The Wind Resource Database is an online tool that captures information about atmospheric forces that affect how wind turbines perform and how much energy they capture.
Wind Energy Technologies Office
May 13, 2024![Wind farm with setting sun in the background and sunflowers in the foreground.](/sites/default/files/styles/full_article_width/public/2024-05/84175.Bechtold.jpg?itok=Qy0bXCbI)
The new, easy-to-use Wind Resource Database offers public access to more than one million gigabytes of detailed wind resource data in the United States and other countries.
In March 2024, with support from the U.S. Department of Energy’s Wind Energy Technologies Office (WETO), the National Renewable Energy Laboratory (NREL) launched the Wind Resource Database. Designed to support the transition to a clean, secure, and affordable energy future, the online platform captures information about atmospheric forces that affect how wind turbines perform and how much energy they capture.
Stakeholders in the wind energy community—industry, utilities, system planners and operators, electricity market regulators, policymakers, researchers, and others—need access to high-quality wind resource data for a variety of reasons, ranging from assessing potential sites for wind development to long-term utility planning, said Patrick Gilman, program manager for modeling and analysis at WETO.
“This database packages all the wind resource data that WETO has invested in over the past decade into a single site,” he said. “It’s accessible both to the general public and to highly technical users.”
Offering public access to more than one million gigabytes of detailed wind resource data covering the United States and several other countries, the Wind Resource Database is a web-based update to NREL’s former Wind Prospector (data visualization and analysis tool), which provided wind resource and model data for analyzing wind energy potential.
“The Wind Resource Database provides the data to determine where a good site for installing wind turbines or building wind farms would be,” said NREL wind researcher Caroline Draxl, who helped develop the database. “With interactive maps and a simplified data retrieval process, this database provides a user-friendly experience for everyone—from wind energy developers and wind integration folks to people who just want to know about available wind resources.”
The database covers the contiguous and select offshore regions in the United States, Alaska, Hawaii, Puerto Rico, Canada, Mexico, Southeast Asia, and Ukraine. NREL researchers evaluated user experiences with Wind Prospector to identify the Wind Resource Database’s target audience and adjust the platform to better meet users’ needs.
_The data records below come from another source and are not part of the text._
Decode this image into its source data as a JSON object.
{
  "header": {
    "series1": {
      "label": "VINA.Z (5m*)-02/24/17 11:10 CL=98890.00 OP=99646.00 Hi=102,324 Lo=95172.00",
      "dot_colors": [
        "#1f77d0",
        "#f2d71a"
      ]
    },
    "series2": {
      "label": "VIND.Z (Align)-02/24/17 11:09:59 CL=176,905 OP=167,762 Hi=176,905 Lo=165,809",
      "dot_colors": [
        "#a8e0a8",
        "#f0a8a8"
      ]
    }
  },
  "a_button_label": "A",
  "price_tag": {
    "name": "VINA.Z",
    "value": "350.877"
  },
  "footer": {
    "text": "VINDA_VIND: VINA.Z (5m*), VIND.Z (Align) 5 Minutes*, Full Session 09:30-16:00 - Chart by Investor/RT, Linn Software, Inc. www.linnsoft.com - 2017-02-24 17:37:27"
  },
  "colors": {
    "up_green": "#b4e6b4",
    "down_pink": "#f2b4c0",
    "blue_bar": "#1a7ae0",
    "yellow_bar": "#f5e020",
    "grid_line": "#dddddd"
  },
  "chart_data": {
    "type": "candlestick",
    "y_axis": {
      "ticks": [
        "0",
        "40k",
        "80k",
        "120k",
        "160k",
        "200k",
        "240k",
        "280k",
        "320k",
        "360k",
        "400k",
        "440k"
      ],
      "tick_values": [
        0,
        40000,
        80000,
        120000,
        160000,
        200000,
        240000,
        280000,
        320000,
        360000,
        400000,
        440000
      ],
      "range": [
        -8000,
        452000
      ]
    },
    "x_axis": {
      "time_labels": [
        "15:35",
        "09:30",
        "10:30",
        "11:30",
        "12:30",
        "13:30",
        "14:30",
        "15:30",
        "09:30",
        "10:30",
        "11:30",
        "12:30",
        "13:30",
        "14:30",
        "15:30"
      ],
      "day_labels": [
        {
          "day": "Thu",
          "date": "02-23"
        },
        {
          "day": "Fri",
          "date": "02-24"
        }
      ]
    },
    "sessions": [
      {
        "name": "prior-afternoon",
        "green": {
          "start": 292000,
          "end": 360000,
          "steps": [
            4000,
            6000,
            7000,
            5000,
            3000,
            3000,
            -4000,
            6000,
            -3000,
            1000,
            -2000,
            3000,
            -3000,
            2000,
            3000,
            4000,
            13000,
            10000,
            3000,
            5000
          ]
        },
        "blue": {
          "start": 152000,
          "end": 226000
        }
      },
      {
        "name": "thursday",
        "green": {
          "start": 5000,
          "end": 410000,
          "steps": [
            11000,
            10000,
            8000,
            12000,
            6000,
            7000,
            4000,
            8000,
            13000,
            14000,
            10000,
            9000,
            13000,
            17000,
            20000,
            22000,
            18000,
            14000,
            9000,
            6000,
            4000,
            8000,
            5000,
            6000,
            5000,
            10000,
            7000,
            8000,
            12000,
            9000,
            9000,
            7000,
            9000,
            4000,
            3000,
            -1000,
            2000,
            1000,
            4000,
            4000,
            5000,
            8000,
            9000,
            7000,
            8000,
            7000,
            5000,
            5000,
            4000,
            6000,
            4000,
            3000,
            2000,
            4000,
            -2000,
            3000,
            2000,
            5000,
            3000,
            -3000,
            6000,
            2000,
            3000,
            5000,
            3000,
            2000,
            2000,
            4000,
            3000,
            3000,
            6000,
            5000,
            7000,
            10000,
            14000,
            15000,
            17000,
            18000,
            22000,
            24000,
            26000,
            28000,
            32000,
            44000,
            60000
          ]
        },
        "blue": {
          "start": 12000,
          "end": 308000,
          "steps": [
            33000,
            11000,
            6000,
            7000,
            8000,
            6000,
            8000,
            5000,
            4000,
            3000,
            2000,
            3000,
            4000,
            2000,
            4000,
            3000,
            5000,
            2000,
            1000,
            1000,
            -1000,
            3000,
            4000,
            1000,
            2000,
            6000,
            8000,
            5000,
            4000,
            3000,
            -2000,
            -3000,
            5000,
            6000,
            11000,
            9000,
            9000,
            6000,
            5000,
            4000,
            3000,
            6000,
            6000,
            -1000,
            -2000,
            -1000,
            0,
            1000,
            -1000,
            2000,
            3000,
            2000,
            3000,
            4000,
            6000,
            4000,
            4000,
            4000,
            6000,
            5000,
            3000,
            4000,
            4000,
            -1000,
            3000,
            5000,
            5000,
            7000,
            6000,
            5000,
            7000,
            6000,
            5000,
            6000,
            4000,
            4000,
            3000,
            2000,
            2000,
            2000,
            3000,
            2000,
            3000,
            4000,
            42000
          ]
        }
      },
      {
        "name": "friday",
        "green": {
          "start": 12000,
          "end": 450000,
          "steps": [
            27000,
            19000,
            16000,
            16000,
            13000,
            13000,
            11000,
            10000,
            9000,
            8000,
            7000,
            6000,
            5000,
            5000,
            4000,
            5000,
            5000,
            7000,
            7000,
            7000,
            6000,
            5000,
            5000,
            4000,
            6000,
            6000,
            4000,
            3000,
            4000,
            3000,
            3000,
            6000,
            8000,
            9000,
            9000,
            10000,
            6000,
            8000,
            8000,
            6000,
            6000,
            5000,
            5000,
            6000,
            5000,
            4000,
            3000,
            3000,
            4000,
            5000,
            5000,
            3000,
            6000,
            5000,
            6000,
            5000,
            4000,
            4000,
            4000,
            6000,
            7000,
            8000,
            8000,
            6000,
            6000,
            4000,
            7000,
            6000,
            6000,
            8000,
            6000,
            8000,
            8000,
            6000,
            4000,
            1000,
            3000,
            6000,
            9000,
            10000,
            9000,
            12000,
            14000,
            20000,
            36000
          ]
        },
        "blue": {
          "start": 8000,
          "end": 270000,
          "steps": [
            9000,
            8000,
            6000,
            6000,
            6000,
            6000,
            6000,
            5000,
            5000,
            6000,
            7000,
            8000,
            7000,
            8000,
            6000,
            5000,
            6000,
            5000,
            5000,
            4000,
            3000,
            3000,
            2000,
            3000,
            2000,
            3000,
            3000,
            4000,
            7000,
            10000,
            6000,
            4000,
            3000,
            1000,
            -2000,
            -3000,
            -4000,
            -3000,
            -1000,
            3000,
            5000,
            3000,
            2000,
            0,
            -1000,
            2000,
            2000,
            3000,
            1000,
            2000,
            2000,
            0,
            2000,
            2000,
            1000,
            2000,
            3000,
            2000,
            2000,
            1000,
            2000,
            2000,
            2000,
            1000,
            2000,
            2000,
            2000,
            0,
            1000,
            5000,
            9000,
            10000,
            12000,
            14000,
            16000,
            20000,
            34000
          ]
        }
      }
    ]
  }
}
Data can be visualized and downloaded for offline use. If a user is interested in one location, there is an efficient way to grab a single data point without having to comb through a petabyte of data. Or, if someone only wants specific attributes but across a vast area, the platform can also efficiently select those data.
Key Database Features
An expandable, web-based platform, the Wind Resource Database provides easy access to the following:
- More than one million gigabytes of wind resource data.
- Datasets at 5-minute, 2-kilometer (km) resolution for various regions across the globe (newly modeled for the contiguous United States, Alaska, and Hawaii as part of the WIND Toolkit Long-term Ensemble Dataset).
- Aggregated wind energy statistics.
- Meteorological information that is valuable for wind energy applications, including distributed and utility-scale wind energy, grid integration, power systems analysis, and environmental analysis.
- All current and future NREL wind datasets.
Announcing the WIND Toolkit Long-term Ensemble Dataset
A primary feature of the Wind Resource Database is an update to the Wind Integration National Dataset Toolkit (WIND Toolkit) called WTK-LED: The WIND Toolkit Long-term Ensemble Dataset.
A weather-related dataset, WTK-LED provides users with a range of possible wind speeds made available at 5-minute intervals every 2 km across the contiguous United States, Alaska, and Hawaii. WTK-LED includes:
- Data at multiple vertical planes above ground level in the region of the atmosphere where wind turbines operate, enabling accurate modeling of the winds blowing across utility-scale and distributed wind turbines.
- High-resolution 5-minute, 2-km data for 2018, 2019, and 2020 for the contiguous United States, Hawaii, and Alaska.
- Model uncertainty of wind speed at every modeling grid point to give users a range of possible wind speeds every 2 km.
- A separate long-term dataset, the 2023 National Offshore Wind dataset (NOW-23), tailored specifically to offshore wind resource assessments for the Atlantic Coast, Great Lakes, Hawaii, Pacific Coast, and Gulf of Mexico.
“We hope the Wind Resource Database can ultimately serve as a one-stop shop for stakeholders looking for a high-quality wind resource data,” Gilman said. “It enables a wider range of users to take advantage of the significant investments we’ve made in these data, giving them greater insight into the wind resource in their locations of interests.”
Publicly available at no cost, data within the Wind Resource Database can be accessed via the WRDB Viewer Application.